Calder often tells the story of his PhD studies at the University of Leeds in the United Kingdom. When he first arrived, he was intimidated by the “articulate, sophisticated British graduate students” around him. But three years later, he was the only one in his class who had finished his dissertation and earned his degree.
“I’ve always said that my training at the U of S gave me a real leg up,” he said.
Calder returned to a faculty position at USask and took up writing. As a Saskatchewan-based author in the early 1970s, it would have been easy to succumb to the belief that an international reputation was out of reach.
“The old idea was that you had to move away from Saskatchewan, even if you were a writer—that you needed to be in Toronto or London or New York or someplace where you were closer to the publishing world,” he said.
Calder tried anyway. When his first book, W. Somerset Maugham and the Quest for Freedom, was published in 1972 by Heinemann in the United Kingdom and Doubleday in the United States—two of the most prestigious international presses—Calder cut a path that other Saskatchewan writers would follow.
Always a proud prairie resident, Calder savoured seeing the words “University of Saskatchewan” on the jackets of his books and reading the name of his home province—occasionally misspelled—in reviews from The Telegraph or The New York Times.
He spent 45 years in the College of Arts and Science, one of the rare faculty members able to balance the life of a professor with a successful writing career.
As an author, Calder is hard to categorize. His 11 books have spanned everything from literary criticism to biography to cultural history to sports history—including two books on the Saskatchewan Roughriders. But Calder won his greatest fame for his work on William Somerset Maugham.
Maugham, one of the most popular English authors of the early 20th century, was considered a “middlebrow” writer and mostly ignored by the academic world. Yet Calder was captivated when he first read one of Maugham’s books while studying at USask.
“It was a masterwork of simple, lucid but intelligent writing,” he said.
Calder chose Maugham as the focus of his PhD studies and of his 1972 debut book.
He hoped to follow that first book with a biography of Maugham, but the deceased author didn’t make it easy. In his final years, Maugham burned his private papers and asked his friends and family not to cooperate with any biographer after his death.
Calder therefore received a chilly reception in 1976 when he approached Maugham’s literary estate for permission to quote from the author’s letters. “I had the door slammed on me,” he recalled.
Calder was disheartened to learn that the estate then turned around and gave full access to a Pulitzer Prize-winning American journalist writing another biography of Maugham. Even worse, Calder’s rival biographer was working full-time on his book, while Calder had to split his focus with his responsibilities as a USask faculty member.
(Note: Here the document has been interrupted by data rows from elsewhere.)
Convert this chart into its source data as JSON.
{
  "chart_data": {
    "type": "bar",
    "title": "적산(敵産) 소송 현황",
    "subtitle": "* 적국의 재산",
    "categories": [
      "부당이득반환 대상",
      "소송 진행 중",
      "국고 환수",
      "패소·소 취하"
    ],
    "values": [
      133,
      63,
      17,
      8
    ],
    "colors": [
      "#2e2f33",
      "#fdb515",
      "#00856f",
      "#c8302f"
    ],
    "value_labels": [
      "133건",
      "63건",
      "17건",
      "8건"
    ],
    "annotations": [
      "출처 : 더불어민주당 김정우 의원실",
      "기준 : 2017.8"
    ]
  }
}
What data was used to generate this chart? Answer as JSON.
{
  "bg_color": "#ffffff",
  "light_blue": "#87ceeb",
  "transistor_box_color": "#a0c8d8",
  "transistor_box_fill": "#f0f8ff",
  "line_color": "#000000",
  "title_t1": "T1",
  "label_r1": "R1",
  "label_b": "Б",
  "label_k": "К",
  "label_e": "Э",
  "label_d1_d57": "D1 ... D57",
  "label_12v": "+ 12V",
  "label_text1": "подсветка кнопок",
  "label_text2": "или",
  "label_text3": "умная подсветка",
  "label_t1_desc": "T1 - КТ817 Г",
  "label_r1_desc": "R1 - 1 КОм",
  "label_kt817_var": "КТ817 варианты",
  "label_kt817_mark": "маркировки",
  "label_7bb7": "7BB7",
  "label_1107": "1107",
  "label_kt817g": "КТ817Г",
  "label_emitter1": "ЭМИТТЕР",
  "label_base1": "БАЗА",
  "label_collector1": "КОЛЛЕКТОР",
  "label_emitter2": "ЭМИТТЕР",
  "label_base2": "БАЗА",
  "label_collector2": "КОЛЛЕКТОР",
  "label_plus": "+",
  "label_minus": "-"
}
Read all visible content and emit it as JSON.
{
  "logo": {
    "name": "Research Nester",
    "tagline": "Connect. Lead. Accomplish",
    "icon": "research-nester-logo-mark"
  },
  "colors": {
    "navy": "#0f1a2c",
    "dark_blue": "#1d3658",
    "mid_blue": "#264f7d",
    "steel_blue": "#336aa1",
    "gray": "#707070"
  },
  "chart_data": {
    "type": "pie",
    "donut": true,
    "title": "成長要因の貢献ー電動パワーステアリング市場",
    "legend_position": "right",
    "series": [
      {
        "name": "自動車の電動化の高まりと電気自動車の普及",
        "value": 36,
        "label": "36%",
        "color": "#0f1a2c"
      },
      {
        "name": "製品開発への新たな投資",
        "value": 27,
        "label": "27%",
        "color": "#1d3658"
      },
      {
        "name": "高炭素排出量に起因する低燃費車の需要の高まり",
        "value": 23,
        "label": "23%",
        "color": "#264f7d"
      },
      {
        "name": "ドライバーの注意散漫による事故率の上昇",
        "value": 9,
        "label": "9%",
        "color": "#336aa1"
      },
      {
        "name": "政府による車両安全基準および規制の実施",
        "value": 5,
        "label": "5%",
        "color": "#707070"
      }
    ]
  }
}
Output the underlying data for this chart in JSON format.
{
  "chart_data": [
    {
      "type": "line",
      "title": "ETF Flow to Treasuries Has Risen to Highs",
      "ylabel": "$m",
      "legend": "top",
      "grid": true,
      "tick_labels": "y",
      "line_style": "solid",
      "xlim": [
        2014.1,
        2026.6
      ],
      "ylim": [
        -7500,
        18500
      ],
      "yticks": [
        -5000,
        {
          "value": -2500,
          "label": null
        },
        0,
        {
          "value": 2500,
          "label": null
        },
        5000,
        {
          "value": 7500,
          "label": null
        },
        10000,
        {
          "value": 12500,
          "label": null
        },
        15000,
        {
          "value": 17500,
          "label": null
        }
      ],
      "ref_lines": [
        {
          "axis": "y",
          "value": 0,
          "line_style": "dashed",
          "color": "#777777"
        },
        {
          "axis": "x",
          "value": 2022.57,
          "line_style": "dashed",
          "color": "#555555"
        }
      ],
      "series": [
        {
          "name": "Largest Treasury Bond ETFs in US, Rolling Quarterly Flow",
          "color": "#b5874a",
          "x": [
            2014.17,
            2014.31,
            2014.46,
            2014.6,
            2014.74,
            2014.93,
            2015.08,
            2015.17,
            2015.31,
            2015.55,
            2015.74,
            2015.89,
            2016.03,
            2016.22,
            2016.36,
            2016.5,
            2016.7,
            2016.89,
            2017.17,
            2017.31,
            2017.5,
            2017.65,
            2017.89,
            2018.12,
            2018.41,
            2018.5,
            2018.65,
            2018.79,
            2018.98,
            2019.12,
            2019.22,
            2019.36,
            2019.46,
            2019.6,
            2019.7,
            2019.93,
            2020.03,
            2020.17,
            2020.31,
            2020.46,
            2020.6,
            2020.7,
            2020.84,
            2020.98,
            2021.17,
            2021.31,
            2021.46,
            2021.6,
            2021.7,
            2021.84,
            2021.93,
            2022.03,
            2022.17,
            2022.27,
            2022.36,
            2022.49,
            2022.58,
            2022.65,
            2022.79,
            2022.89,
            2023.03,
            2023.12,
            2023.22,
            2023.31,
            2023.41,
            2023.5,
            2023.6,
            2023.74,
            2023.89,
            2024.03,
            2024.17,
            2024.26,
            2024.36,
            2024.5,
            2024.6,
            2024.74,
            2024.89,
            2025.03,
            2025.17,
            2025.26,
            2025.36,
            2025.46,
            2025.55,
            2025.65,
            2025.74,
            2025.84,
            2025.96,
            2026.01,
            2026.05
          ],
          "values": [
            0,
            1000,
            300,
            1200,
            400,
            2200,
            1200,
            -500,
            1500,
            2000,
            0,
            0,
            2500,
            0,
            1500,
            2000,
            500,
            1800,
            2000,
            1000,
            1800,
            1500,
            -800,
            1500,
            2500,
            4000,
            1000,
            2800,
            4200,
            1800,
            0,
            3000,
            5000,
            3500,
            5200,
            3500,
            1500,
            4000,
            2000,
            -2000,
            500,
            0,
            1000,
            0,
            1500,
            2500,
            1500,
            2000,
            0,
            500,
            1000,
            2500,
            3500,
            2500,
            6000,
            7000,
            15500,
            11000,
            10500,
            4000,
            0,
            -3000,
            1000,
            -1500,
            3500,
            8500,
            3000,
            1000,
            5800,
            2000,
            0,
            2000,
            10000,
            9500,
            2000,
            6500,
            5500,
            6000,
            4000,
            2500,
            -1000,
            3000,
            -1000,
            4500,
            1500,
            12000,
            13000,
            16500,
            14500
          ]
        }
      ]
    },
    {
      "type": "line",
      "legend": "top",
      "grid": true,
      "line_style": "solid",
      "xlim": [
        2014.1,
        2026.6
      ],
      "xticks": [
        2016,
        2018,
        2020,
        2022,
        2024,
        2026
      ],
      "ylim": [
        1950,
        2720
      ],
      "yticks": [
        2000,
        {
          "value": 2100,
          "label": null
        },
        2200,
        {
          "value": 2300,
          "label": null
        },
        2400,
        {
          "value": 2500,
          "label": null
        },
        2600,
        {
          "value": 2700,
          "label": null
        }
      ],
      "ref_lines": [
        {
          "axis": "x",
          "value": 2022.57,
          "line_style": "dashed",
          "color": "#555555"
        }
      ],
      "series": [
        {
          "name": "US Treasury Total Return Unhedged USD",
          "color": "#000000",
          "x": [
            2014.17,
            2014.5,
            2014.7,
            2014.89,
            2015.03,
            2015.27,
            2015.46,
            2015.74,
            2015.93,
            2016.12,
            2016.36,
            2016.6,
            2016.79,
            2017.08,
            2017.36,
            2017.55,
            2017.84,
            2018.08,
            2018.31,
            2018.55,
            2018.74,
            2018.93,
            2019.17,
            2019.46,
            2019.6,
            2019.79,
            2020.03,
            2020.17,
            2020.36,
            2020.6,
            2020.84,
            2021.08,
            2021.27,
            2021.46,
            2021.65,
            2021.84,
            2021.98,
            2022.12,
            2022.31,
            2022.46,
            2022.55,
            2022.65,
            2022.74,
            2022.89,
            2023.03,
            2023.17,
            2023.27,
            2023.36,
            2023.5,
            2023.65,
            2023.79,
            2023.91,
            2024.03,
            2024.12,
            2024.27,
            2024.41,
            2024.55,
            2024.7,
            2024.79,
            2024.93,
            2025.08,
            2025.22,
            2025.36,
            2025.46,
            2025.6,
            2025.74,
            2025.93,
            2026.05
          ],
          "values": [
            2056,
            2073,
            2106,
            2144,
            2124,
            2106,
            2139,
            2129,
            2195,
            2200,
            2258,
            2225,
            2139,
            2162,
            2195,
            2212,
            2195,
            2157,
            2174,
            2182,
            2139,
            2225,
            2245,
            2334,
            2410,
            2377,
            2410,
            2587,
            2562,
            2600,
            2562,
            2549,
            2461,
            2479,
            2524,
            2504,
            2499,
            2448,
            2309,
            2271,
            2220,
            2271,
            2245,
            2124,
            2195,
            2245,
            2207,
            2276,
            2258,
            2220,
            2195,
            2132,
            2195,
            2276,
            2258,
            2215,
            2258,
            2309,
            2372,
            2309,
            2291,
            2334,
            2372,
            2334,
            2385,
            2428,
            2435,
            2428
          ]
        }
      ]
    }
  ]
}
“That bothered me a great deal,” said Calder, “and I thought, you know, when his book comes out, I’m done.”
But he stubbornly carried on with his unauthorized biography, and when it was published in 1989, Calder’s book was the one hailed by critics as the definitive biography of Maugham.
“That was very satisfying, I have to say,” said Calder.
Willie: The Life of W. Somerset Maugham earned Calder the Governor General’s Literary Award for Non-Fiction and cemented his reputation as the world’s leading authority on Maugham.
Calder admits his career might have benefited if he’d taken the traditional academic path of devoting his writing to one subject such as Maugham. But curiosity and passion compelled him to keep branching out.
His 1984 and 2009 books on the Saskatchewan Roughriders grew out of his lifelong love of the local team. His latest book, A Hero for the Americas: The Legend of Gonzalo Guerrero, arose from a historical account Calder heard while vacationing on the Yucatan Peninsula. He is working on two more books: An autobiography and a study of the film adaptations of the works of Maugham.
“The books that I think I’ve done best on were the ones that I really got obsessed about. And it makes me not an easy person to live with, as my wife will tell you,” said Calder. “But I think the best things that writers produce are the ones where they have an obsession about it—a real passion to somehow put this material together and then explain it to people.”